Dropel Fabrics is an American technology company that develops, manufactures, and licenses sustainable treatments for natural fabrics to make spill proof and stain proof threads. The company is known for creating the world's first water and stain repellent naturals fabrics that maintain their softness and breathability.

==History==
Dropel was founded in 2015 by Sim Gulati following his research in material sciences and innovative textile processes. In 2014, after observing a broader need in apparel for innovation in natural fabrics, Gulati developed cotton fabrics using sustainable nanotechnology treatments for cotton in an effort to supplant less durable and less environmentally friendly clothing applications for polyester and other synthetics. In 2015 the company consulted with Amanda Parkes, Ph.D., termed a “fashion scientist” from Massachusetts Institute of Technology by Industry magazine.

Dropel incubated in New York based fashion accelerator, New York Fashion Tech Lab, and launched at the incubator's June 2015 demonstration day.

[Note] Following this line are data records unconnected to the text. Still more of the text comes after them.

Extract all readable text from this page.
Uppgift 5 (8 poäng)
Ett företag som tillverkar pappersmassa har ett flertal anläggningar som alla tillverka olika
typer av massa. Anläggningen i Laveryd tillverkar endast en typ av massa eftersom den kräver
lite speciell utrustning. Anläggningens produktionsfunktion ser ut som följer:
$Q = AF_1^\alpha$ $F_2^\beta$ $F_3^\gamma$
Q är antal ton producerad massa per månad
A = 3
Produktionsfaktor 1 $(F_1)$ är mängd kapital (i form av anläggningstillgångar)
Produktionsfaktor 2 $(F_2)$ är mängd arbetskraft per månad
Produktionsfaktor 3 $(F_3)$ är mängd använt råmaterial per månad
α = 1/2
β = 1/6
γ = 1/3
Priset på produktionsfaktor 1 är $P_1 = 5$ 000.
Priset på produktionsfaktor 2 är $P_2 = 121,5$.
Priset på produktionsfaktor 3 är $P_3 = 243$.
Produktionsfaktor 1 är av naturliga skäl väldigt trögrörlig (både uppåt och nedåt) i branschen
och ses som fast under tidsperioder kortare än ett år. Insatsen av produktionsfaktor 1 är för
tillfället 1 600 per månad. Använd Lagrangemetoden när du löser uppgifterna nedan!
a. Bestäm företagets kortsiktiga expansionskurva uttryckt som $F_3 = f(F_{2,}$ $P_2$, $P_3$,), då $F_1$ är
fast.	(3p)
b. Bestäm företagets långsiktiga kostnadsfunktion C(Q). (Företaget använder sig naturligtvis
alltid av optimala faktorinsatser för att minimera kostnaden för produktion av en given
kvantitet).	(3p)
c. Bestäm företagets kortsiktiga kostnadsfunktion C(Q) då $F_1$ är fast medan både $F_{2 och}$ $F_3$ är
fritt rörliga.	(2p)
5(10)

The New York Times reported that Dropel “patented a nanotechnology process that bonds hydrophobic polymers with natural fibers on the molecular level to make them water- and stain-repellent, a process that can be licensed by clothing brands.” The company has integrated its technology with brands AREA NYC, CEAM and Mister French. Dropel was part of the inaugural class of Fashion For Good, a sustainable fashion accelerator led by Kering, Plug and Play Ventures, Galleries Lafayette and the C&A Foundation. Fashion Tech Lab, a venture-capital accelerator led by Russian retail entrepreneur Miroslava Duma, Gaetan Bonhomme, Alex Moore, Cybernaut Venture Capital, and Full Tilt Capital invested in Dropel's seed round of funding. In 2015, Business Insider named Dropel Fabrics one of the “100 most exciting startups in New York City.”